Trust me, in that moment when Christ appears, it will not matter that we have read the right books and gone to the right schools.
It means being prepared. It means being savvy enough to know that life is going to throw us a few surprises and in those moments we need to be ready. To be truly wise means to know full well that the things this life throws at us doesn’t defeat us. To be wise means that we go through this life prepared.
On this Stewardship Sunday, of course, we discuss being prepared quite a lot. Stewardship time is a time for us to use our resources with real wisdom and t help us be prepared. Stewardship is a time for us to look with wisdom at the financial resources we have as well as the gifts we have and decide how we are going to share those resources in a place like St. Stephen’s.
St. Stephen’s is a place where we strive hard to be prepared for Christ appearing among us and with us.

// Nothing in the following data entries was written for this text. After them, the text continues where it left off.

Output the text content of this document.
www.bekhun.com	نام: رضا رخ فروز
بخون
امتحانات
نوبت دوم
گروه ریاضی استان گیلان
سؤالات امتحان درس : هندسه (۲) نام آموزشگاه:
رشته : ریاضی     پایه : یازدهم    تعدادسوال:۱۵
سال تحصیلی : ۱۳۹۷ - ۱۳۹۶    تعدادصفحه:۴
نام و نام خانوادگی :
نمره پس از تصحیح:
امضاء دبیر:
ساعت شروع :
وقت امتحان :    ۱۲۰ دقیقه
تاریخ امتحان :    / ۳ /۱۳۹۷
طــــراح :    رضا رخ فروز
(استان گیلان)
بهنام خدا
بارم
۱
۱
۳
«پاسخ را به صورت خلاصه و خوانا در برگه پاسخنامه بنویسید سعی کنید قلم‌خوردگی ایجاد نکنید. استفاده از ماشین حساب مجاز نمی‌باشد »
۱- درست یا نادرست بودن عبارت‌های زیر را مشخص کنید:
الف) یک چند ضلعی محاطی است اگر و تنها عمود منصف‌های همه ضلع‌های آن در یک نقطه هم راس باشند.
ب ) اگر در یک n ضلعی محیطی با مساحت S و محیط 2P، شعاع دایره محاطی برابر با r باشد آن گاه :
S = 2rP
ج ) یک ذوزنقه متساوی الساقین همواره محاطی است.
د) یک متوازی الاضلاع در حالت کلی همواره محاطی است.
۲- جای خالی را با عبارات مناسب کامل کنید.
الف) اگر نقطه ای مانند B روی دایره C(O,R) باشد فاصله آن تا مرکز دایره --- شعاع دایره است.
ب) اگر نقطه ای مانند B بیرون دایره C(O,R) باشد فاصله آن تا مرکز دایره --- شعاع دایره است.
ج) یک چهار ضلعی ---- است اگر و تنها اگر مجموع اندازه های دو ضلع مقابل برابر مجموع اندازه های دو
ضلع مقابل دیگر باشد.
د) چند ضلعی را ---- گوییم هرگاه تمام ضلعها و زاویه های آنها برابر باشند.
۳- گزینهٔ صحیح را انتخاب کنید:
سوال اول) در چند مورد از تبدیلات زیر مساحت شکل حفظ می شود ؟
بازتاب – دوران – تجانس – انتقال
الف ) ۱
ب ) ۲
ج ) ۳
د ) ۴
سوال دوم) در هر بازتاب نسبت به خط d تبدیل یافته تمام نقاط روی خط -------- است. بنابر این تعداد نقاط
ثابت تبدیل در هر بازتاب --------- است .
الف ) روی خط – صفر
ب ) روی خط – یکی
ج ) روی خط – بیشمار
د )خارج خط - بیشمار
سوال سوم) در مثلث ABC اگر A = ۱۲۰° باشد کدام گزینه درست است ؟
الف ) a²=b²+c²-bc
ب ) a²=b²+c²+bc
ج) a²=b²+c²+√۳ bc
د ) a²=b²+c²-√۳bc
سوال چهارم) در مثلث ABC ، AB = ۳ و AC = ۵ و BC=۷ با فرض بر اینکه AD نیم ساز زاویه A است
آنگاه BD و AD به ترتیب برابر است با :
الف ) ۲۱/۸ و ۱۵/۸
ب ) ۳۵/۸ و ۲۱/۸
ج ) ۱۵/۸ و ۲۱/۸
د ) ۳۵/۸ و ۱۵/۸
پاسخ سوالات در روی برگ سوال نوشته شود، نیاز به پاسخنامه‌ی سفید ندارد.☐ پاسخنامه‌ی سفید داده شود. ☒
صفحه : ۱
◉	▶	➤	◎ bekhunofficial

In a few short weeks, on December 17th, we will dedicate and bless our next stained glass window. That window reflects perfectly so much of what we do well here at St. Stephen’s. The message in the window dedicated to Sts. Benedict and Scholastica, is:
LET ALL WHO ARRIVE BE RECEIVED AS CHRIST
This comes from the Rule of St. Benedict. This is something we have been doing here at St. Stephen’s for many, many years. The question to ask ourselves during this Stewardship time is, how can I help to make sure that all who arrive here at St. Stephen’s are received as Christ, the Bridegroom.
As we near the Advent in a few weeks, we can already hear that familiar rallying cry:
That is also the rallying cry for Stewardship time.
We need to be like the wise bridesmaids. We need to prepared when Christ, the Bridegroom comes to us. We need to welcome him and receive him as he deserves to be received in whatever guise he chooses to come to us. Like those wise bridesmaids, we need to be wise, we need to be savvy.
We can’t go through life with a complacent attitude—expecting that others are going to take of these things for us. That is why we give of our finances, of our time and of all our resources.
We must not be the foolish bridesmaids who wander about aimlessly, unprepared for what life throws at them, expecting others to give and to work. We must instead be like the wise bridesmaids, who are alert and prepared, who are ready to heed the call of the bridegroom—Christ—when he calls upon us in the dark night of our lives. We must be wise and ready in case he shows up at times other than we expect.
So let us be wise. Let us be prepared. Let us bring the oil to fill our lamps through the long night.
Whenever we celebrate a baptism here at St. Stephen’s, we add a wonderful statement when we hand the baptismal candle, lit from the Paschal Candle, to the parents and godparents. We say:
Receive the Light of Christ, so that when the Bridegroom comes, you may go forth with all the saints to meet him; and see that you keep the grace of your Baptism.
We are hearing those words anew this morning. Let us keep the grace of our Baptism. Let us continue to carry the Light of Christ within us, so that when the Bridegroom comes, we may rush to meet him. Let us be prepared for that glorious day when the Bridegroom calls us by name and invites us in to the banquet.